As director, Ernst Lubitsch's visual genius layered innuendo upon innuendo until he arrived at a poetic truth.
Christopher Small, James Corning

If there is a “Lubitsch tradition” in cinema, it is certainly no longer upheld by commercial directors, who have long since abandoned his roundabout form of visual genius. As everybody who knows the films is aware, familiar situations in Lubitsch play out with a strange density; you might call his approach a kind of evasive clarity, an elongated way of measuredly divining the kernel of a scene. As director, he never ran at things head-on, preferring to skirt around the outsides of the frame, layering innuendo upon innuendo until he arrived at a poetic truth that hovered above the basic constituents of what he was filming. 

A man revered in his time for crafting the most elegant and crowd-pleasing of Hollywood trifles, his techniques nonetheless find continuity today only in the domain of the structuralist avant-garde. Visual detritus—the leftovers from this artist’s Rube Goldberg narrative machinations—accrues in his films at an astonishing rate: was there a greater director of doors opening and closing than Lubitsch?
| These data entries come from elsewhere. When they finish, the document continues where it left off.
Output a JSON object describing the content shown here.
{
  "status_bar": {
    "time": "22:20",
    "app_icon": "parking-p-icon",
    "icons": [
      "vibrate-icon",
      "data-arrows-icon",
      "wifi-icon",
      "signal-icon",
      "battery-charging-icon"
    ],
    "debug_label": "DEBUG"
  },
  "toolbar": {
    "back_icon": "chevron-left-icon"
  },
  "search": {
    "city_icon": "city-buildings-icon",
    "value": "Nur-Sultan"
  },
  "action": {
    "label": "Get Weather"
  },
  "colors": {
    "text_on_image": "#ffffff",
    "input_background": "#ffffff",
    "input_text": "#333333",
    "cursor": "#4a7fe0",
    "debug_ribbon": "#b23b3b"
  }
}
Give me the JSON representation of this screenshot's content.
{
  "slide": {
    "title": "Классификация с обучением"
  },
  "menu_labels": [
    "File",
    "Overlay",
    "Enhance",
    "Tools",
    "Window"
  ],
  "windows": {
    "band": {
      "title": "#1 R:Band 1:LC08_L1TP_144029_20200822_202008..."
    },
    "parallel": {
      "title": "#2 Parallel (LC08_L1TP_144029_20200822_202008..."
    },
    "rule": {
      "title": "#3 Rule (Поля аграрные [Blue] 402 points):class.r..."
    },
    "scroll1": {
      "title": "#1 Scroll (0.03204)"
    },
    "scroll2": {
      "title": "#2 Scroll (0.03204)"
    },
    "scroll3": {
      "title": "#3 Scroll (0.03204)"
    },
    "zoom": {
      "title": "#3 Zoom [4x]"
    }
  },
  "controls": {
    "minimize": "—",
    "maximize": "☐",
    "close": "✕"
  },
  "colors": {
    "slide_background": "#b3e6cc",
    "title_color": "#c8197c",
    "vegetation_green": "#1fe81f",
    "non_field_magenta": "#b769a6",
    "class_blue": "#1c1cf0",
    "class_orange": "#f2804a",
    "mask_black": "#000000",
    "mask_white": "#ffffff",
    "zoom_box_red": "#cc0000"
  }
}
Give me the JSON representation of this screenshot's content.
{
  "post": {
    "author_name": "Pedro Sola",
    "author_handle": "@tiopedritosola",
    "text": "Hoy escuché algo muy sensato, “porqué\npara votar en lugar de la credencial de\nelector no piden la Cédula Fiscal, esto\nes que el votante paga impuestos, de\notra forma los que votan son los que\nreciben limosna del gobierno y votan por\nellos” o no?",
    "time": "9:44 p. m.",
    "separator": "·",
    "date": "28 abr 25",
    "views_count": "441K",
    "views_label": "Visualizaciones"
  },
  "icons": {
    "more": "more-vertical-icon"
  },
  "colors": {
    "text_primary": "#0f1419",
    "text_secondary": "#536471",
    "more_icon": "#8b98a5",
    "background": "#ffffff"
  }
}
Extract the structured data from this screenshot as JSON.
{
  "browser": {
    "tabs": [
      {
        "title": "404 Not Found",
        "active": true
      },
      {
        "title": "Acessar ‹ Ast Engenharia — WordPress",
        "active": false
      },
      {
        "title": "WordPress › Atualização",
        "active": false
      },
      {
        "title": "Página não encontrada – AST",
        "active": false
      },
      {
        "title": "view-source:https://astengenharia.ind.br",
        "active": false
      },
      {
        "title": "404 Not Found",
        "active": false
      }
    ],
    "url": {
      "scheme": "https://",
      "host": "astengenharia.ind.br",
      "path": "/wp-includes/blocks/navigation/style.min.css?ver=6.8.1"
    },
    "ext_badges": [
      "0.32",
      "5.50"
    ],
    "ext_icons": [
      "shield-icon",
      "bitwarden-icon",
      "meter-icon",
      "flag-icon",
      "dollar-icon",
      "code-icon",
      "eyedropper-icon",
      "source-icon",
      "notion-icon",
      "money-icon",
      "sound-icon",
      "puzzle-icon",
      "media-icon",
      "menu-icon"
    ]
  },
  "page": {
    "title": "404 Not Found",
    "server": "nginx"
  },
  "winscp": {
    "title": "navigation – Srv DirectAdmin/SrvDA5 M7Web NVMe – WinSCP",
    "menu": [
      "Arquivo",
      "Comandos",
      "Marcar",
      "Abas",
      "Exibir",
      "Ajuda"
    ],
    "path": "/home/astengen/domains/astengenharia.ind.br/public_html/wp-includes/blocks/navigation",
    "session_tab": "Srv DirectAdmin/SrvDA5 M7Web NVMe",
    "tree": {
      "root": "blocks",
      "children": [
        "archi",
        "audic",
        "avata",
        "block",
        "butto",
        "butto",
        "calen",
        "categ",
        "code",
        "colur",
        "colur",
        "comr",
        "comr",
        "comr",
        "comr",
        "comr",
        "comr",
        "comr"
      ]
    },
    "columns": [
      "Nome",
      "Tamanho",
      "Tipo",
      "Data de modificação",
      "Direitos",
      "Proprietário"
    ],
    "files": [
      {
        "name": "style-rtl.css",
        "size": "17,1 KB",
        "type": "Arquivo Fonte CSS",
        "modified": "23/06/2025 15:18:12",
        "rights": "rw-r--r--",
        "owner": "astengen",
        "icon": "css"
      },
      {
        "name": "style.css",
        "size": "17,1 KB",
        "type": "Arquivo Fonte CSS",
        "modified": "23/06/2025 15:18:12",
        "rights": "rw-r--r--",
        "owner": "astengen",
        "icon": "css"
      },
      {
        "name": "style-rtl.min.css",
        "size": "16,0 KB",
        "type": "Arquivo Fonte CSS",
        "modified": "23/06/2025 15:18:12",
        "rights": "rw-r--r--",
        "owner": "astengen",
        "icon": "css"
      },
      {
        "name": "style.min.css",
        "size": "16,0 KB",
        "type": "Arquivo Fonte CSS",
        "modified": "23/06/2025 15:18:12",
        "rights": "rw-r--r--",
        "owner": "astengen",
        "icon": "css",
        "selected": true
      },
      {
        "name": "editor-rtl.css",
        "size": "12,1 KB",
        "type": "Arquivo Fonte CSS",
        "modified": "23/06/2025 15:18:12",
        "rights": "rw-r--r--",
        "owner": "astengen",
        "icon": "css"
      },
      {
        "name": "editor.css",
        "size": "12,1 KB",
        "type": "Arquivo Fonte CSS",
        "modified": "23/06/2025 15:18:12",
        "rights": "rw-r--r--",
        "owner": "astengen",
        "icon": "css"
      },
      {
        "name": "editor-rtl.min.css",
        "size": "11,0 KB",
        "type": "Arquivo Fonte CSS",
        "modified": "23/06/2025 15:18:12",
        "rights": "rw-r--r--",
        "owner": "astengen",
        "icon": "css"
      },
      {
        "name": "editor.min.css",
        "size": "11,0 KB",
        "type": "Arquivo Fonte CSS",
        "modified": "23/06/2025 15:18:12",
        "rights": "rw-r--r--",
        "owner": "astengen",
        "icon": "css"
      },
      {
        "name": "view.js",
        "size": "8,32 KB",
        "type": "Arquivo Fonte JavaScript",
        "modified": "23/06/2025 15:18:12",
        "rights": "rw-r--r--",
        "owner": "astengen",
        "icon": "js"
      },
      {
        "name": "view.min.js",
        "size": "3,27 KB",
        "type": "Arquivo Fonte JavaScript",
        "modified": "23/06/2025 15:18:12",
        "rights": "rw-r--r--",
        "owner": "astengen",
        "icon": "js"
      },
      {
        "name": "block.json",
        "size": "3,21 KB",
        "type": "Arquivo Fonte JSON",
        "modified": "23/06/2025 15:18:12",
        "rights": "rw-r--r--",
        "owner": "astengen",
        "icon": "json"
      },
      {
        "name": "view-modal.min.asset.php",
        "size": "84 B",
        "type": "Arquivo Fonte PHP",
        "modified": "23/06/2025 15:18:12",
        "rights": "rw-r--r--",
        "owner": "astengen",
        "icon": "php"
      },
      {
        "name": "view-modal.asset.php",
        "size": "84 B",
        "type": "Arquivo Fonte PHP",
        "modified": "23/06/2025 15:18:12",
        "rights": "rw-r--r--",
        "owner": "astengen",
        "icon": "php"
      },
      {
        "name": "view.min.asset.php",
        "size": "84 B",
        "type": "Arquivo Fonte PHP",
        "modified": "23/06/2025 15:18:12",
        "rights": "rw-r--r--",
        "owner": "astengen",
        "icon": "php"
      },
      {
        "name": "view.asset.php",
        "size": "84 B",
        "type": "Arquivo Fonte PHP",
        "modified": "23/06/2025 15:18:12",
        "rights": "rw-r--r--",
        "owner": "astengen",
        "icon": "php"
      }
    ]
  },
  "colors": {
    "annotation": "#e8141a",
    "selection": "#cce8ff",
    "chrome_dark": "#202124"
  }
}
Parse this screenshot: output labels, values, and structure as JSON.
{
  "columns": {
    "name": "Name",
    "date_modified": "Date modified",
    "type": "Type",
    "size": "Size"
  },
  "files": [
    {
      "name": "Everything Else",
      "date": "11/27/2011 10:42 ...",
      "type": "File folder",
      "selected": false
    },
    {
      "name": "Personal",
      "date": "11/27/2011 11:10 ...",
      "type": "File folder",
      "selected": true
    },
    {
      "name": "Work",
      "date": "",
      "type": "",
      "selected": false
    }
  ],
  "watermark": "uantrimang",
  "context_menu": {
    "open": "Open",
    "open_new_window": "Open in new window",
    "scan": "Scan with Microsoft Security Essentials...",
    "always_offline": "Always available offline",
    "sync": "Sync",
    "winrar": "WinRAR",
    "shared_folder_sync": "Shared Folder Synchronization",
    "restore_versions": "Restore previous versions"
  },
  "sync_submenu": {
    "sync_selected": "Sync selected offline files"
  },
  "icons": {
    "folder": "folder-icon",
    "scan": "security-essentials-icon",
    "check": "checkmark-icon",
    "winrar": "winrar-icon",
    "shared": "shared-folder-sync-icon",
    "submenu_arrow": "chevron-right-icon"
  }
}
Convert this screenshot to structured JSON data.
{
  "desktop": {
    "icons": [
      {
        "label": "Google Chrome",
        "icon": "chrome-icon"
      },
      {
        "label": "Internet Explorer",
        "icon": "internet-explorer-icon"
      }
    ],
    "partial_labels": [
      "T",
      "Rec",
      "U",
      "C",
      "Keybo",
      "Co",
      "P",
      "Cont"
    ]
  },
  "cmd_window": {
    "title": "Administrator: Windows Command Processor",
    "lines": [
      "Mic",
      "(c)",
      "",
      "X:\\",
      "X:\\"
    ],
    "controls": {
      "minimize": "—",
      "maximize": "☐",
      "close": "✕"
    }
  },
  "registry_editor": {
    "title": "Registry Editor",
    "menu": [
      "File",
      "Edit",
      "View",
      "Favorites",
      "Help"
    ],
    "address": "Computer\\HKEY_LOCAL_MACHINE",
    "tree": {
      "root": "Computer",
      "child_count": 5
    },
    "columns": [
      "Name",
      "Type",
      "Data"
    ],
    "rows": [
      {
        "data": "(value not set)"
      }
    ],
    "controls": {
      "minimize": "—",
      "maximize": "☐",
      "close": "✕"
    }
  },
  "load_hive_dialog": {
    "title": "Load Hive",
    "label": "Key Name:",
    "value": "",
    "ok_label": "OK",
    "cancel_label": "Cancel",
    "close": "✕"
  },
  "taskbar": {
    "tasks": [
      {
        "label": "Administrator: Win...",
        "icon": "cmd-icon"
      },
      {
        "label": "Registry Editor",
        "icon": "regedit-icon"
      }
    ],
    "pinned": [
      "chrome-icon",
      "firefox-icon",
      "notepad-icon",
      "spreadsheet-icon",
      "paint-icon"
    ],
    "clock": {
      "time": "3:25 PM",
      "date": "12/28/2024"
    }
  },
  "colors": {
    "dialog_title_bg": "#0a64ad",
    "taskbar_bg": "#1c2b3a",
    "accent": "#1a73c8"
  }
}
From here we proceeded with Objects of My Affection. While not drawing the connection explicitly with his noncommercial descendants, we were drawn to the secret parallels between these two worlds. What attracted Lubitsch to the same extreme focus on objects and spaces divorced from their contexts, tropes familiar from all the structuralist classics that came decades later, was precisely a genius for narrative, the very antithesis of the central preoccupation of experimental film. But, while watching these movies today, it also was as if Lubitsch was emphasizing these objects as something above narrative or metaphor.  

Take the clock from Trouble in Paradise (1932), which opens our video: Lubitsch no doubt saw it as a deliciously clever way of superseding tired conventions of the genre as well as a graceful means of suggestion instead of mere depiction. But while that still stands, we were struck by a more mysterious dimension to this monomaniacal emphasis on the object. The clock is of course a shortcut through the trappings of genre, and a particularly beautiful one at that, but it also pugnacious, weird, banal, singular. These Lubitschian flourishes are both the essence of the man’s movies as well as their single oddest characteristic. While it is no doubt part of the largely-settled mythology of this particularly gifted director, we wondered, perhaps foolishly, if it were possible that there were something more to it.